For families seeking tutors, the Good Schools Guide carries reviews of dozens of top British tutor companies. Spriggs recommends talking to three or four and always reading CVs. “If they’re on the younger side and just out of university, they might be a good supplement to school but if you can see they’ve done a year on a yacht here and are professional with tutoring as their main source of income, then they’ve probably developed their own curriculum and materials,” he says.
Interview tutors and ask to phone or meet their previous clients – and have trial lessons before committing. Spriggs says it takes six weeks to develop a plan for full-time tutoring, which, at GCSE level and higher, can include the use of multiple tutors to cover different subjects.
What’s the best age to get serious?
Titley and Spriggs agree that it works better the older kids get, as they develop wider social lives and groups of friends. “We wouldn’t go younger than 11 for full-time homeschooling beyond one academic year,” Spriggs says. “The social impacts are easier to manage in older age groups.”
For the same reason, Spriggs recommends not homeschooling for more than two years at any age. “If the family of an 11 year old came to us and wanted six years we’d probably say no because you can’t replicate that social environment,” he adds. Titley says most of her students are GCSE level and above.
What’s the experience like-for both parent and child?

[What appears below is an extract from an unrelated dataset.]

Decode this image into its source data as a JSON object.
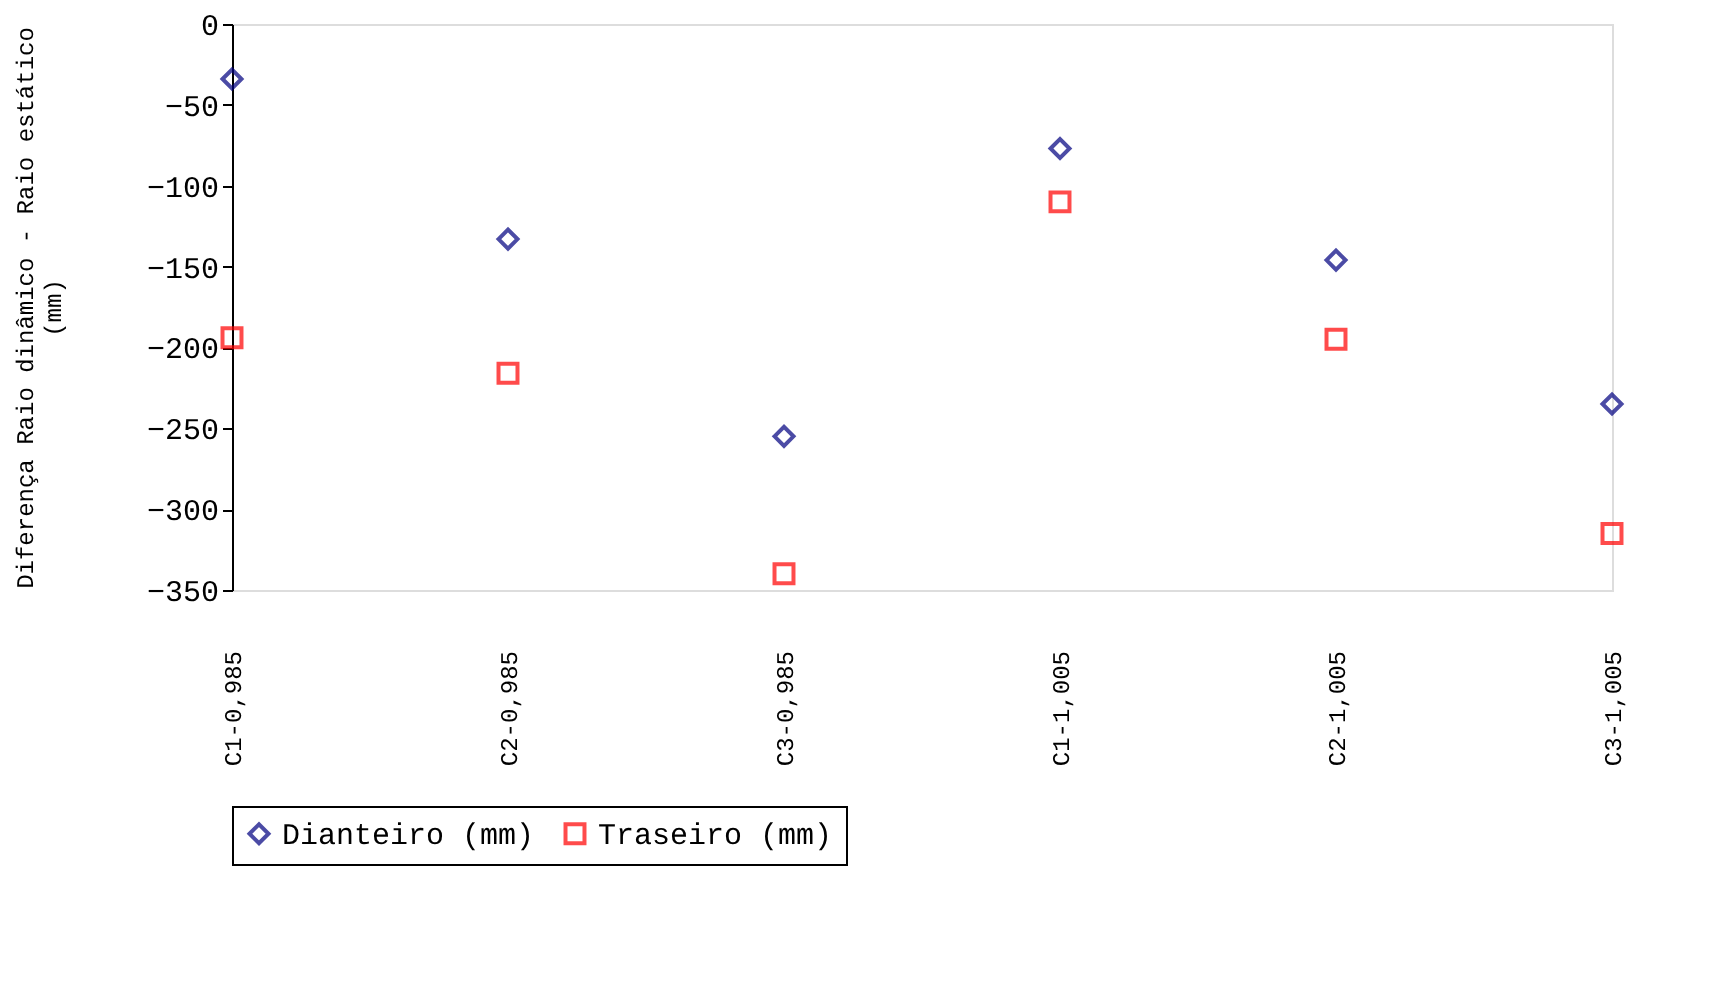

As so many families are discovering, home education can add stresses to domestic life but Titley finds that, in normal circumstances, it can improve fractured relations between parents and children. “Some of these children have been bullied or suffered anxiety at school and relieving that pressure has helped massively at home, too,” she explains.

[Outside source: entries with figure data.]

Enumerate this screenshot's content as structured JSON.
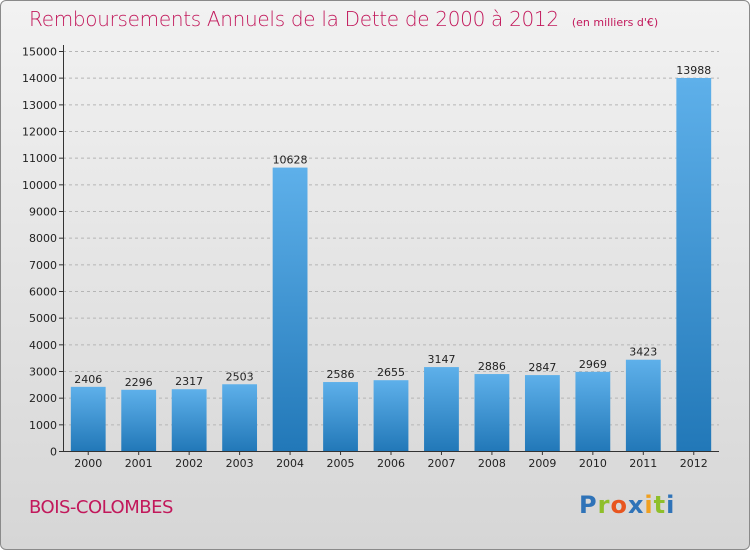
{
  "title": "Remboursements Annuels de la Dette de 2000 à 2012",
  "subtitle": "(en milliers d'€)",
  "location": "BOIS-COLOMBES",
  "logo": {
    "text": "Proxiti",
    "letter_colors": [
      "#2f73b8",
      "#8fbf2a",
      "#e8551f",
      "#2f73b8",
      "#f0a020",
      "#8fbf2a",
      "#2f73b8"
    ]
  },
  "colors": {
    "title": "#c2185b",
    "bar_top": "#5eb0ea",
    "bar_bottom": "#2278b8"
  },
  "chart_data": {
    "type": "bar",
    "categories": [
      "2000",
      "2001",
      "2002",
      "2003",
      "2004",
      "2005",
      "2006",
      "2007",
      "2008",
      "2009",
      "2010",
      "2011",
      "2012"
    ],
    "values": [
      2406,
      2296,
      2317,
      2503,
      10628,
      2586,
      2655,
      3147,
      2886,
      2847,
      2969,
      3423,
      13988
    ],
    "ylim": [
      0,
      15000
    ],
    "yticks": [
      0,
      1000,
      2000,
      3000,
      4000,
      5000,
      6000,
      7000,
      8000,
      9000,
      10000,
      11000,
      12000,
      13000,
      14000,
      15000
    ],
    "grid": true,
    "title": "Remboursements Annuels de la Dette de 2000 à 2012",
    "xlabel": "",
    "ylabel": ""
  }
}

Spriggs says kids generally love the attention of a well-suited tutor and a departure from the lecturing model of traditional teaching. He and Titley try, as far as possible, to replicate the routines of school life to keep things familiar for parents and children, with parents evenings and reports, for example. “It’s important because ultimately that child may need to go back into mainstream education,” Spriggs says.
Where can I get the best kit
Families with the space to do it should create a classroom in the home to avoid clashing with domestic life at, say, the kitchen table. Some go to great lengths to do this, installing giant touchscreens, as well as whiteboards, skeletons, posters and globes.
Spriggs says Amazon is a boon for educational props while Titley recommends homeschooling subscription boxes. KiwiCo delivers monthly crates of creative projects to suit different ages and interest, while Mel Science sends regular kits for experiments.
What do the former child prodigies say now?
Ryan Gosling, the actor: Homeschooling gave me “a sense of autonomy that I’ve never really lost”.
Denise Miller-Jonas, mother of the Jonas Brothers: “I have learned so many wonderful things from homeschooling that I certainly would choose to do it this way all over again… it’s just a great way to live life and to educate your children and your family.”
How much does it cost?
Even if you’re not paying £24,000 a month for an emergency yacht tutor, in-home tutors don’t come cheap. You’ll struggle to get even a fresh-out-of uni teacher for less than £35 an hour. For fully qualified tutors with experience and PGCE teacher training, expect to pay £65 an hour for younger students, rising to as much as £95 for top A-level tutors.
One advantage of homeschooling is shorter, more efficient days – typically made up of five hours. But if you consider there are 33 weeks in the academic year, you’re still looking at £50,000 a year as a minimum for a full-time top tutor, which is on a par with the most expensive private boarding schools.